Ne pas être sélectionnée ne signifie plus automatiquement qu’elle n’est « pas assez bien ». Cela signifie simplement qu’un autre profil correspondait davantage au projet.
Elle explique également choisir les castings et les collaborations auxquels elle participe, notamment en fonction des valeurs défendues.
Une manière de reprendre le contrôle dans un milieu où l’on peut rapidement avoir l’impression d’être constamment soumis au jugement.
Pourquoi la représentation des femmes grosses reste essentielle ?
Whitney parle également de Théodora, mais aussi de femmes comme Patty Luciose, Gaëlle Prudencio ou Lala Misaki.
Pourquoi ces personnalités comptent-elles ?
Parce qu’il est difficile de s’imaginer quelque part lorsque personne qui nous ressemble n’y est visible.
Pendant longtemps, les femmes grosses ont entendu de beaux discours sur la confiance en soi sans nécessairement voir beaucoup de femmes leur ressemblant dans la mode, les médias ou la culture populaire.
La représentation permet justement de transformer les mots en images.
Voir une femme grosse porter une tenue spectaculaire, monter sur scène, devenir mannequin, entreprendre ou simplement vivre sans chercher constamment à se cacher peut sembler anodin.
Ça ne l’est pas.
Cela montre aux générations suivantes que leur corps ne constitue pas une frontière définissant ce qu’elles ont le droit de devenir.
Tu es grosse ? Cela ne t’interdit pas de briller
C’est finalement le message que je retiens le plus de cette interview.
Whitney ne prétend pas que tout est facile.
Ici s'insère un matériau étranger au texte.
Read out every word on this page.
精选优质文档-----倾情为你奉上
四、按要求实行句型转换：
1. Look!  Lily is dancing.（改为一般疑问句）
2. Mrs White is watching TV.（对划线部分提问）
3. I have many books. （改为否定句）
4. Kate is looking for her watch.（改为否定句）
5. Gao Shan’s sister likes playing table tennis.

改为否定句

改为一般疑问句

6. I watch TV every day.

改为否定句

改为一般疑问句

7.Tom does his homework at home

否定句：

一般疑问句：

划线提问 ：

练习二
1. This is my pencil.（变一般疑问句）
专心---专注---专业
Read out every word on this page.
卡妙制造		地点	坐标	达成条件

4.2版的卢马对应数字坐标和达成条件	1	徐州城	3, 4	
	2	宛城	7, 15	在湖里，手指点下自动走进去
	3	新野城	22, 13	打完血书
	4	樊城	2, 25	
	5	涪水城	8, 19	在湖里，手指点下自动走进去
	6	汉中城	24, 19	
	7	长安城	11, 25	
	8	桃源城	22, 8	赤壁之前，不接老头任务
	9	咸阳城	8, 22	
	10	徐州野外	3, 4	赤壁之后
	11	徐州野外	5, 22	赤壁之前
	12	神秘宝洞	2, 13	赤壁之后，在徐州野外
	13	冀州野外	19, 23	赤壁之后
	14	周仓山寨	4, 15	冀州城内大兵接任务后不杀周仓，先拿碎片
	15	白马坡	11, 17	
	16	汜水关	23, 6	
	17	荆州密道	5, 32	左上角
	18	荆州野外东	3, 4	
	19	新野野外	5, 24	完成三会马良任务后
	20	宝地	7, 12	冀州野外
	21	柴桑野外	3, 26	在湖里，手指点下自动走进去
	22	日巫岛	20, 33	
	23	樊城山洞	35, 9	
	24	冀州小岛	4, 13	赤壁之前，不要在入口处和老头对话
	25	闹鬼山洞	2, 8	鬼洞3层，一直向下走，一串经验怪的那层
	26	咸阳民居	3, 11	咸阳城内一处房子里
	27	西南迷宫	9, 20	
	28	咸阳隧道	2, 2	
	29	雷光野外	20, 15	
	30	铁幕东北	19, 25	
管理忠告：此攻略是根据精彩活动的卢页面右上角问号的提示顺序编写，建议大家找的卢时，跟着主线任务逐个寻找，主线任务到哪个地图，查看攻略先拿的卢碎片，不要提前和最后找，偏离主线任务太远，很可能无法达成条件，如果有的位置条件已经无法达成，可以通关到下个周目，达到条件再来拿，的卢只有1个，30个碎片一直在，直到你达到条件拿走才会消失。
Elle raconte le harcèlement, les discriminations, les remarques et les années nécessaires pour reconstruire son rapport à elle-même.
Mais elle refuse que ces expériences deviennent une condamnation.
Son message pourrait presque se résumer ainsi : ton corps ne doit pas devenir la raison pour laquelle tu renonces à ta propre vie.
Tu veux travailler dans la mode ? Fais-le.
Tu veux porter cette robe ? Porte-la.
Tu veux entreprendre ? Lance-toi.
Tu veux prendre des photos, voyager, aimer, créer, sortir, danser ou simplement prendre ta place ?
Fais-le.
Parce qu’attendre d’avoir le « bon corps » pour commencer à vivre est probablement l’un des plus beaux cadeaux que l’on puisse faire à la grossophobie.
Et comme le résume si bien Whitney dans le podcast : il faut apprendre à se connaître, savoir où l’on souhaite aller… puis briller.